A skateboarder approaches the circular hill with a velocity of 8.0 m/s at point B. The angle formed between the lines that join point AO and BO is 20 degrees.

a) what is her speed at the top of the hill(Point A) if she coasts up to this point?
b) what min speed must she have at B to coast up to the hill and still reach the top?

To answer these questions, we need to understand the physics principles of conservation of energy and circular motion.

a) To find the skateboarder's speed at the top of the hill (Point A), we can use the conservation of energy. At Point A, all the skateboarder's initial kinetic energy will be converted to potential energy.

The formula for kinetic energy (KE) is given by:
KE = (1/2) * mass * velocity^2

The formula for potential energy (PE) is given by:
PE = mass * g * height

Where mass is the skateboarder's mass, velocity is the skateboarder's velocity, g is the acceleration due to gravity, and height is the height of the hill.

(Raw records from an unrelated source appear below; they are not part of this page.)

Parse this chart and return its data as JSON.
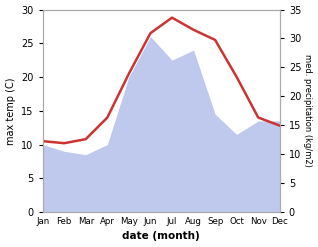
{
  "months": [
    "Jan",
    "Feb",
    "Mar",
    "Apr",
    "May",
    "Jun",
    "Jul",
    "Aug",
    "Sep",
    "Oct",
    "Nov",
    "Dec"
  ],
  "temp_max": [
    10.5,
    10.2,
    10.8,
    14.0,
    20.5,
    26.5,
    28.8,
    27.0,
    25.5,
    20.0,
    14.0,
    12.8
  ],
  "precip": [
    10.0,
    9.0,
    8.5,
    10.0,
    20.0,
    26.0,
    22.5,
    24.0,
    14.5,
    11.5,
    13.5,
    13.5
  ],
  "temp_color": "#cc3333",
  "precip_fill_color": "#bfc9ee",
  "temp_ylim": [
    0,
    30
  ],
  "precip_ylim": [
    0,
    35
  ],
  "temp_yticks": [
    0,
    5,
    10,
    15,
    20,
    25,
    30
  ],
  "precip_yticks": [
    0,
    5,
    10,
    15,
    20,
    25,
    30,
    35
  ],
  "xlabel": "date (month)",
  "ylabel_left": "max temp (C)",
  "ylabel_right": "med. precipitation (kg/m2)",
  "bg_color": "#ffffff",
  "spine_color": "#aaaaaa",
  "grid_color": "#e0e0e0"
}
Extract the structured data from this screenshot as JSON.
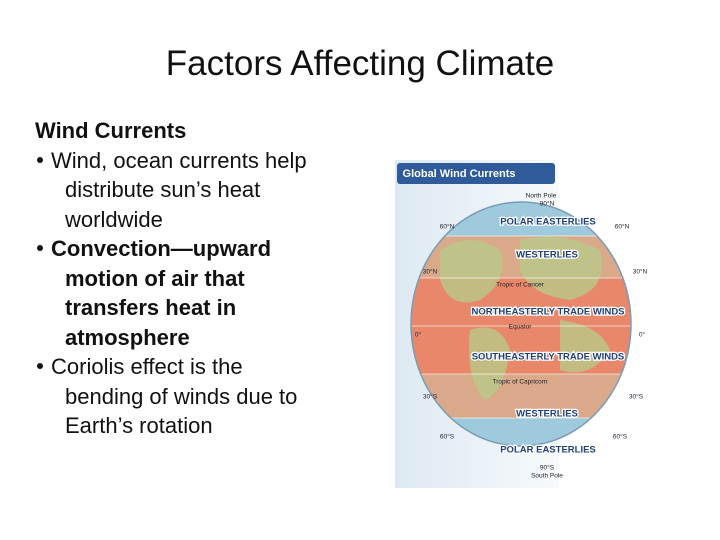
{
  "slide": {
    "title": "Factors Affecting Climate",
    "heading": "Wind Currents",
    "bullets": [
      {
        "bold": false,
        "lines": [
          "Wind, ocean currents help",
          "distribute sun’s heat",
          "worldwide"
        ]
      },
      {
        "bold": true,
        "lines": [
          "Convection—upward",
          "motion of air that",
          "transfers heat in",
          "atmosphere"
        ]
      },
      {
        "bold": false,
        "lines": [
          "Coriolis effect is the",
          "bending of winds due to",
          "Earth’s rotation"
        ]
      }
    ],
    "figure": {
      "title": "Global Wind Currents",
      "labels": [
        "North Pole",
        "90°N",
        "60°N",
        "60°N",
        "POLAR EASTERLIES",
        "WESTERLIES",
        "30°N",
        "30°N",
        "Tropic of Cancer",
        "NORTHEASTERLY TRADE WINDS",
        "Equator",
        "0°",
        "0°",
        "SOUTHEASTERLY TRADE WINDS",
        "Tropic of Capricorn",
        "30°S",
        "30°S",
        "WESTERLIES",
        "60°S",
        "60°S",
        "POLAR EASTERLIES",
        "90°S",
        "South Pole"
      ]
    }
  }
}
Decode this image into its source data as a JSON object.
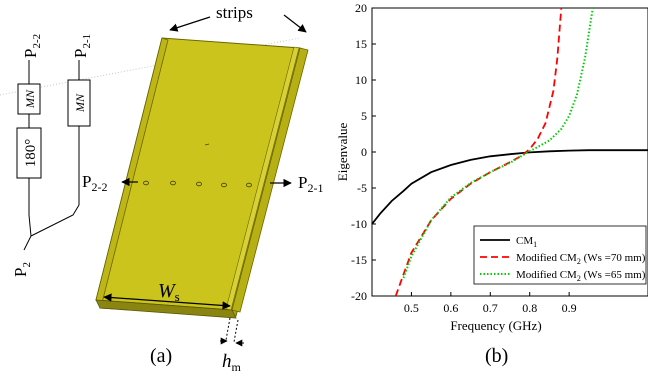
{
  "figure": {
    "panel_a_label": "(a)",
    "panel_b_label": "(b)",
    "schematic": {
      "strips_label": "strips",
      "port_p2": {
        "main": "P",
        "sub": "2"
      },
      "port_p22": {
        "main": "P",
        "sub": "2-2"
      },
      "port_p21": {
        "main": "P",
        "sub": "2-1"
      },
      "port_p22_side": {
        "main": "P",
        "sub": "2-2"
      },
      "port_p21_side": {
        "main": "P",
        "sub": "2-1"
      },
      "mn_label_left": "MN",
      "mn_label_right": "MN",
      "phase_label": "180°",
      "ws_label": {
        "main": "W",
        "sub": "s"
      },
      "hm_label": {
        "main": "h",
        "sub": "m"
      },
      "board_color": "#c9c21a"
    }
  },
  "chart_data": {
    "type": "line",
    "xlabel": "Frequency (GHz)",
    "ylabel": "Eigenvalue",
    "xlim": [
      0.4,
      1.1
    ],
    "ylim": [
      -20,
      20
    ],
    "xticks": [
      0.5,
      0.6,
      0.7,
      0.8,
      0.9
    ],
    "yticks": [
      -20,
      -15,
      -10,
      -5,
      0,
      5,
      10,
      15,
      20
    ],
    "grid": false,
    "legend_position": "bottom-right",
    "series": [
      {
        "name": "CM",
        "name_sub": "1",
        "name_suffix": "",
        "color": "#000000",
        "style": "solid",
        "points": [
          [
            0.4,
            -10.0
          ],
          [
            0.42,
            -8.6
          ],
          [
            0.45,
            -6.8
          ],
          [
            0.48,
            -5.4
          ],
          [
            0.5,
            -4.4
          ],
          [
            0.55,
            -2.8
          ],
          [
            0.6,
            -1.8
          ],
          [
            0.65,
            -1.1
          ],
          [
            0.7,
            -0.6
          ],
          [
            0.75,
            -0.3
          ],
          [
            0.8,
            -0.05
          ],
          [
            0.85,
            0.1
          ],
          [
            0.9,
            0.2
          ],
          [
            0.95,
            0.25
          ],
          [
            1.0,
            0.25
          ],
          [
            1.1,
            0.25
          ]
        ]
      },
      {
        "name": "Modified CM",
        "name_sub": "2",
        "name_suffix": " (Ws =70 mm)",
        "color": "#ff0000",
        "style": "dashed",
        "points": [
          [
            0.46,
            -20.0
          ],
          [
            0.48,
            -17.0
          ],
          [
            0.5,
            -14.0
          ],
          [
            0.55,
            -9.5
          ],
          [
            0.6,
            -6.5
          ],
          [
            0.65,
            -4.4
          ],
          [
            0.7,
            -2.8
          ],
          [
            0.75,
            -1.4
          ],
          [
            0.78,
            -0.5
          ],
          [
            0.8,
            0.4
          ],
          [
            0.82,
            1.8
          ],
          [
            0.84,
            4.0
          ],
          [
            0.86,
            8.5
          ],
          [
            0.87,
            13.0
          ],
          [
            0.88,
            20.0
          ]
        ]
      },
      {
        "name": "Modified CM",
        "name_sub": "2",
        "name_suffix": " (Ws =65 mm)",
        "color": "#00cc00",
        "style": "dotted",
        "points": [
          [
            0.48,
            -17.5
          ],
          [
            0.5,
            -14.5
          ],
          [
            0.55,
            -9.5
          ],
          [
            0.6,
            -6.3
          ],
          [
            0.65,
            -4.3
          ],
          [
            0.7,
            -2.8
          ],
          [
            0.75,
            -1.5
          ],
          [
            0.8,
            0.1
          ],
          [
            0.85,
            1.6
          ],
          [
            0.88,
            3.2
          ],
          [
            0.9,
            5.0
          ],
          [
            0.92,
            8.0
          ],
          [
            0.94,
            13.0
          ],
          [
            0.96,
            20.0
          ]
        ]
      }
    ]
  }
}
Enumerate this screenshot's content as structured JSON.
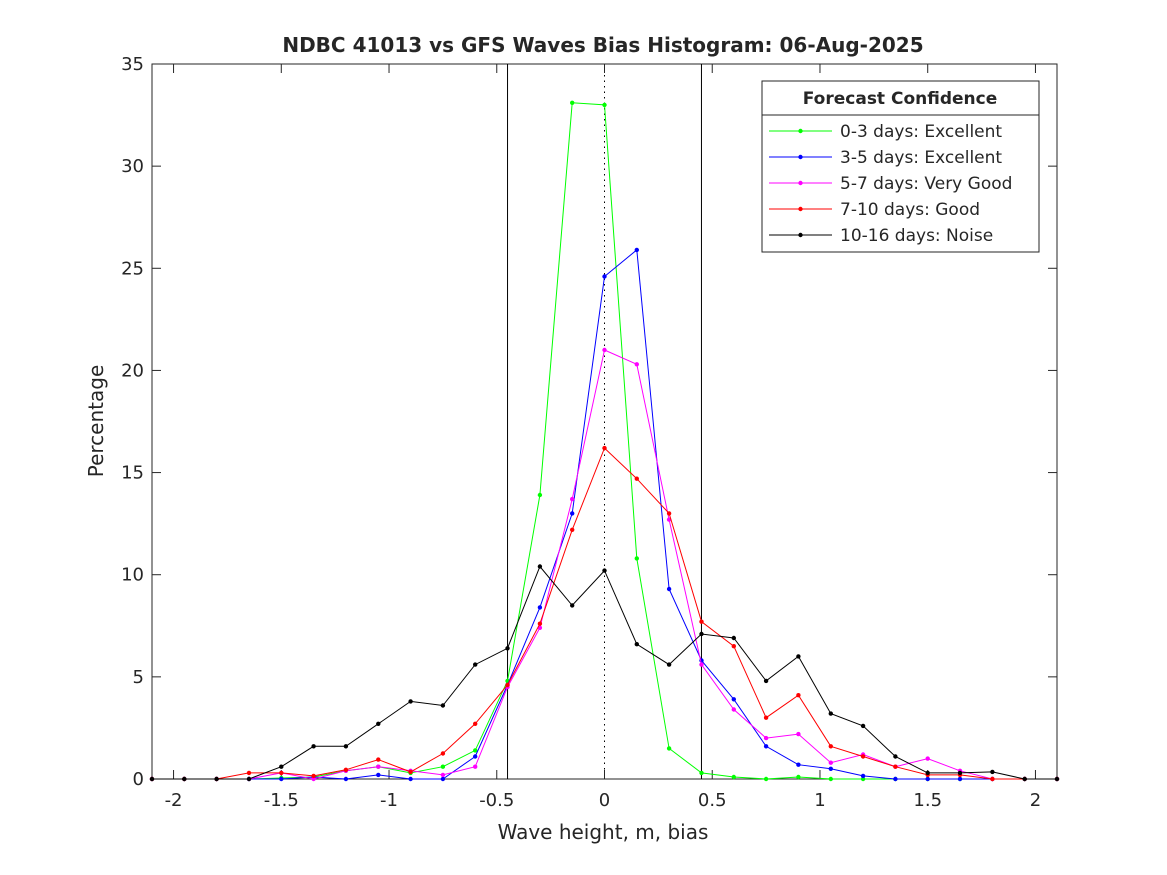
{
  "chart_data": {
    "type": "line",
    "title": "NDBC 41013 vs GFS Waves Bias Histogram: 06-Aug-2025",
    "xlabel": "Wave height, m, bias",
    "ylabel": "Percentage",
    "xlim": [
      -2.1,
      2.1
    ],
    "ylim": [
      0,
      35
    ],
    "xticks": [
      -2,
      -1.5,
      -1,
      -0.5,
      0,
      0.5,
      1,
      1.5,
      2
    ],
    "yticks": [
      0,
      5,
      10,
      15,
      20,
      25,
      30,
      35
    ],
    "xtick_labels": [
      "-2",
      "-1.5",
      "-1",
      "-0.5",
      "0",
      "0.5",
      "1",
      "1.5",
      "2"
    ],
    "ytick_labels": [
      "0",
      "5",
      "10",
      "15",
      "20",
      "25",
      "30",
      "35"
    ],
    "grid": false,
    "vertical_lines": [
      {
        "x": -0.45,
        "style": "solid"
      },
      {
        "x": 0,
        "style": "dotted"
      },
      {
        "x": 0.45,
        "style": "solid"
      }
    ],
    "legend_title": "Forecast Confidence",
    "legend_position": "top-right",
    "x": [
      -2.1,
      -1.95,
      -1.8,
      -1.65,
      -1.5,
      -1.35,
      -1.2,
      -1.05,
      -0.9,
      -0.75,
      -0.6,
      -0.45,
      -0.3,
      -0.15,
      0,
      0.15,
      0.3,
      0.45,
      0.6,
      0.75,
      0.9,
      1.05,
      1.2,
      1.35,
      1.5,
      1.65,
      1.8,
      1.95,
      2.1
    ],
    "series": [
      {
        "name": "0-3 days: Excellent",
        "color": "#00ff00",
        "values": [
          0,
          0,
          0,
          0,
          0.05,
          0.1,
          0.4,
          0.6,
          0.3,
          0.6,
          1.4,
          4.8,
          13.9,
          33.1,
          33.0,
          10.8,
          1.5,
          0.3,
          0.1,
          0,
          0.1,
          0,
          0,
          0,
          0,
          0,
          0,
          0,
          0
        ]
      },
      {
        "name": "3-5 days: Excellent",
        "color": "#0000ff",
        "values": [
          0,
          0,
          0,
          0,
          0,
          0.1,
          0,
          0.2,
          0,
          0,
          1.1,
          4.6,
          8.4,
          13.0,
          24.6,
          25.9,
          9.3,
          5.8,
          3.9,
          1.6,
          0.7,
          0.5,
          0.15,
          0,
          0,
          0,
          0,
          0,
          0
        ]
      },
      {
        "name": "5-7 days: Very Good",
        "color": "#ff00ff",
        "values": [
          0,
          0,
          0,
          0,
          0.3,
          0,
          0.4,
          0.6,
          0.4,
          0.2,
          0.6,
          4.5,
          7.4,
          13.7,
          21.0,
          20.3,
          12.7,
          5.6,
          3.4,
          2.0,
          2.2,
          0.8,
          1.2,
          0.6,
          1.0,
          0.4,
          0,
          0,
          0
        ]
      },
      {
        "name": "7-10 days: Good",
        "color": "#ff0000",
        "values": [
          0,
          0,
          0,
          0.3,
          0.3,
          0.15,
          0.45,
          0.95,
          0.35,
          1.25,
          2.7,
          4.6,
          7.6,
          12.2,
          16.2,
          14.7,
          13.0,
          7.7,
          6.5,
          3.0,
          4.1,
          1.6,
          1.1,
          0.6,
          0.2,
          0.2,
          0,
          0,
          0
        ]
      },
      {
        "name": "10-16 days: Noise",
        "color": "#000000",
        "values": [
          0,
          0,
          0,
          0,
          0.6,
          1.6,
          1.6,
          2.7,
          3.8,
          3.6,
          5.6,
          6.4,
          10.4,
          8.5,
          10.2,
          6.6,
          5.6,
          7.1,
          6.9,
          4.8,
          6.0,
          3.2,
          2.6,
          1.1,
          0.3,
          0.3,
          0.35,
          0,
          0
        ]
      }
    ]
  }
}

Since the skateboarder is coasting up the hill, she will reach a maximum height when all her kinetic energy is converted to potential energy. Therefore, the initial kinetic energy will be equal to the potential energy at the top of the hill.

Equating the two energies, we have:
(1/2) * mass * velocity^2 = mass * g * height

We can cancel the mass from both sides of the equation:
(1/2) * velocity^2 = g * height

Solving for velocity, we get:
velocity^2 = 2 * g * height

Taking the square root of both sides, we find:
velocity = sqrt(2 * g * height)

Substituting the given values of g (acceleration due to gravity) and height, we can calculate the skateboarder's speed at the top of the hill.

b) To find the minimum speed the skateboarder must have at Point B in order to coast up the hill and still reach the top (Point A), we need to consider the forces acting on the skateboarder.

When the skateboarder is at the top of the hill, the net force acting on her is equal to zero. This means that the centripetal force keeping her moving in a circular path is balanced by the gravitational force pulling her downward.

The formula for the centripetal force is given by:
Fc = mass * velocity^2 / radius

The gravitational force is given by:
Fg = mass * g

Since the centripetal force and the gravitational force are equal, we can set them equal to each other:
mass * velocity^2 / radius = mass * g

We can cancel the mass from both sides of the equation:
velocity^2 / radius = g

Solving for velocity, we get:
velocity = sqrt(radius * g)

Substituting the given values of the angle formed between the lines and the radius of the hill, we can calculate the minimum speed the skateboarder must have at Point B to coast up the hill and still reach the top.